Dal blog di Bobby Jameson.

La dipendenza è quasi sempre avvinghiata alla solitudine. Una volta che si percepisce la mancanza di qualcuno e avviene il crollo emotivo, si cerca spesso di curare il proprio dolore con un placebo. La sostanza caccia quindi la solitudine e si mette in primo piano, è pronta ad essere tua quando più la desideri e ti accetterà sempre.
Durante i suoi ultimi anni di vita, l’artista Bobby Jameson, ha cercato di raccontare questo suo senso di smarrimento tramite blog e video su youtube. La propria carriera musicale, a molti sconosciuta, ha inizio negli anni sessanta con un debutto troppo grande per lui, il quale ha portato ad un progresso di ansie e paure.

Il perché del fatto che Rosenberg abbia dedicato il titolo ed un brano del suo nuovo disco a Jameson risiede nell’ammirazione verso un’artista così tanto simile a lui. Ariel Pink condivide la solitudine del collega e cerca di dare ancora più voce alla crudeltà dell’isolamento.
Questa volta, l’undicesimo album dell’artista di Los Angeles veste un completo meno appariscente rispetto al precedente Pom Pom. La dedica a Bobby Jameson è indirizzata verso suoni più acidi, spesso a contemplare il cavallo tra gli anni 60 e 70, altre volte invece portata avanti nel tempo come nei singoli Feels Like Heaven e l’abbraccio ai The Buggles con Time to Live. Punto forte è quella teatralità un tempo nominata reale dalla regina Kate Bush, che viene trasmessa dalla voce frenata di Santa’s in The Closet e nella cresta dell’onda con Dreamdate Narcisist.
Un’altro cambiamento avviene nel tipico, inquietante quanto caloroso, romanticismo impossibile da non apprezzare.

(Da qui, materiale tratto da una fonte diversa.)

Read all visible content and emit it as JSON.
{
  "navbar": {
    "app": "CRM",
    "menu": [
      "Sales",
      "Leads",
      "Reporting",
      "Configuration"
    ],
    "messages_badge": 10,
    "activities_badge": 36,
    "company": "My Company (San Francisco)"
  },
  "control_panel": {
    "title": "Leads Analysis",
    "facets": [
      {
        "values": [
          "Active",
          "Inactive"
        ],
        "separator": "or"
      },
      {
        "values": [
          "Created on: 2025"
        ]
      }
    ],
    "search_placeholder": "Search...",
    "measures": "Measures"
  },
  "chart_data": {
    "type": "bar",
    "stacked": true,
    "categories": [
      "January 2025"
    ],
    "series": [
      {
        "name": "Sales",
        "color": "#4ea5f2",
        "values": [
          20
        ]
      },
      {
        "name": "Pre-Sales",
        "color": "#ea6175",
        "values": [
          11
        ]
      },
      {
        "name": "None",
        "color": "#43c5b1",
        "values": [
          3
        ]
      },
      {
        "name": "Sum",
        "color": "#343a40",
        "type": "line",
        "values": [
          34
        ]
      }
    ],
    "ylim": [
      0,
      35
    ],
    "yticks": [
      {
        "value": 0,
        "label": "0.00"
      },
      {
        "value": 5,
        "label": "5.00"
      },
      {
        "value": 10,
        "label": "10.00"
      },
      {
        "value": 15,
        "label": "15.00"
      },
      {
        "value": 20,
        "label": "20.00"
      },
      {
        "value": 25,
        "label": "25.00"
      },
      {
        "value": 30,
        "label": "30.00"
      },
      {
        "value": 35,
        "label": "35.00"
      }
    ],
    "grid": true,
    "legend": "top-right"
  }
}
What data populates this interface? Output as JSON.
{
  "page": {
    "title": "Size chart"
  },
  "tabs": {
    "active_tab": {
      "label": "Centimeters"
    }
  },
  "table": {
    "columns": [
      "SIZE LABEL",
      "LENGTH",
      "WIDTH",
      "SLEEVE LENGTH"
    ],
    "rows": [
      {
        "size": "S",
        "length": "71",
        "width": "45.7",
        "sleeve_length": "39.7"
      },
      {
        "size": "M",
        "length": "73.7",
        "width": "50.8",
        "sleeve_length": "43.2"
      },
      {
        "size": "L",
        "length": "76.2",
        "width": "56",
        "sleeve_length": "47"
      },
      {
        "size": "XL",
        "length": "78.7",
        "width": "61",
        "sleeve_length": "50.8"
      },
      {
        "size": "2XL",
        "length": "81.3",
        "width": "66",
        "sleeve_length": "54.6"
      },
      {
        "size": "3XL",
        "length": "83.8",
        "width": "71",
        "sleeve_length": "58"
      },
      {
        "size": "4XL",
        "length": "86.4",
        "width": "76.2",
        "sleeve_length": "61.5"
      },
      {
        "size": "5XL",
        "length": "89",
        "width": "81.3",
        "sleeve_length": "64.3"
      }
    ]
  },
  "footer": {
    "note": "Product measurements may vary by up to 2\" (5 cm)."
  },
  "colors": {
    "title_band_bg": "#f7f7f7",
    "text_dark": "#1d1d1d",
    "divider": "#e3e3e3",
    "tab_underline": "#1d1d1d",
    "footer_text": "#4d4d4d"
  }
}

Nei brani più teneri di quest’album si sente infatti un certa nostalgia alla Holy Shit, vecchia band dell’artista insieme al buon Matt Fishbeck e, in un secondo momento, Christopher Owens. Le tastiere di Kitchen Witch, la voce e la chitarra della bellissima Do Yourself a Favor e anche uno dei brani meglio riusciti dell’artista, Another Weekend, racchiudono nei propri suoni l’innocenza e la dolcezza di Stranded At Two Harbors. Come una nuova My Whole Life Story, Do Yourself a Favor è l’atrabile in forma di canzone, onesta e diretta per quanto amara.

Dedicated To Bobby Jameson è un Ariel Rosenberg più sentimentale, solo e quindi riflessivo. È colui che dopo tanto tempo nelle scene ha ancora molto da dire. La storia di un’artista che non vuole essere abbandonato al proprio destino. L’empatia verso qualcuno che sarebbe stato un ottimo mentore.

Tracce consigliate: Do Yourself a Favor, Another Weekend, Dedicated To Bobby Jameson.